By the generally low standards of budget Chromebooks and their sub-£250 Windows equivalents, the screen on the C233 isn’t half bad. Admittedly, it doesn’t look great in tests. We measured brightness at a maximum of 202.9cd/m², so it’s nowhere near bright enough for use outdoors in strong sunlight, while colour reproduction isn’t its strong suit; it can only manage a miserable 56.8% of the sRGB colour gamut, and a Delta E of 7.67 isn’t exactly brilliant.

Yet the C233 still produces a crisper image with more contrast and colour depth than, say, the Acer Chromebook 311 or the IdeaPad 3 Chromebook, and YouTube video and Stadia games look better than they have any right to on a device this cheap. What’s more, they also sound better; the output from the downward-firing speakers near the front is surprisingly big, if lacking in finesse.

READ NEXT: Asus Chromebook C423 review

Asus Chromebook C233 review: Performance and battery life

Overall, then, this isn’t a bad Chromebook for the money – until, that is, you get to the performance. This one’s based on the old dual-core Celeron N3350, a dual-core Apollo Lake processor that debuted in 2016, and it feels like it’s five years old.

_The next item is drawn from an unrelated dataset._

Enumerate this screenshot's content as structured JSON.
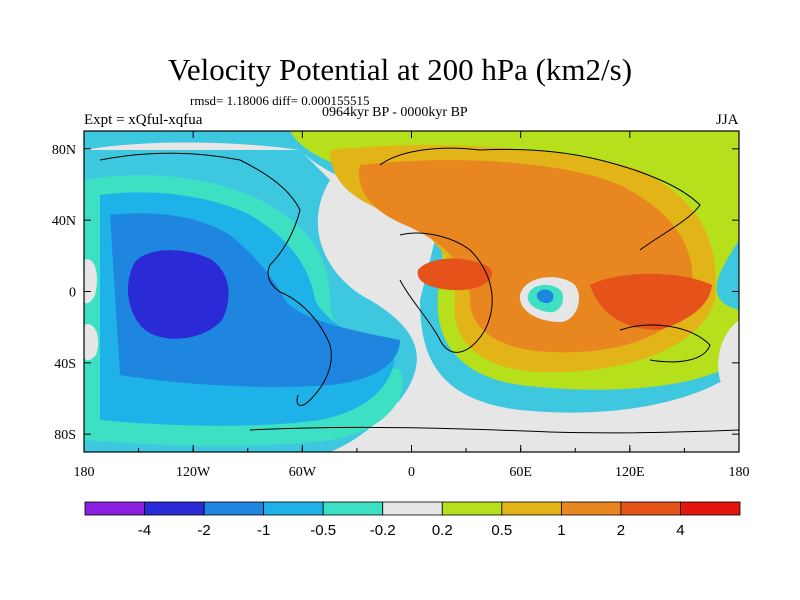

You won’t have any problems with a couple of tabs open running simple web-based applications but keep opening new tabs and you’ll run into waits and pauses, even with 4GB of LPDDR4 RAM fitted. Across all our standard Chromebook benchmarks, from Speedometer to CRXprt to MotionMark, it’s the slowest model we’ve tested this year, and the same results were backed up by the Geekbench 5 Android CPU benchmark, where the Asus scored just 268 in the single-core and 514 in the multicore test.

Still, there’s better news on the battery front. Set to loop a video with the brightness set to 170cd/m² and all wireless connectivity turned off, the C233 ran out of charge just 11 minutes shy of 12 hours. It might feel slow while you’re using it, but the C233 will keep on going all day long.

READ NEXT: HP Pro C640 Enterprise Chromebook review

Asus Chromebook C233 review: Verdict

Nobody dreams of getting a budget Chromebook, but the C223 is nearly a very likeable device. It looks good, it’s light and compact, and the screen is fine for the money. The keyboard isn’t great, but it’s not absolutely awful. Yet it’s impossible to ignore the slow spec or the poor performance. You can’t expect high speeds for under £200, but the C223 is just too slow to recommend.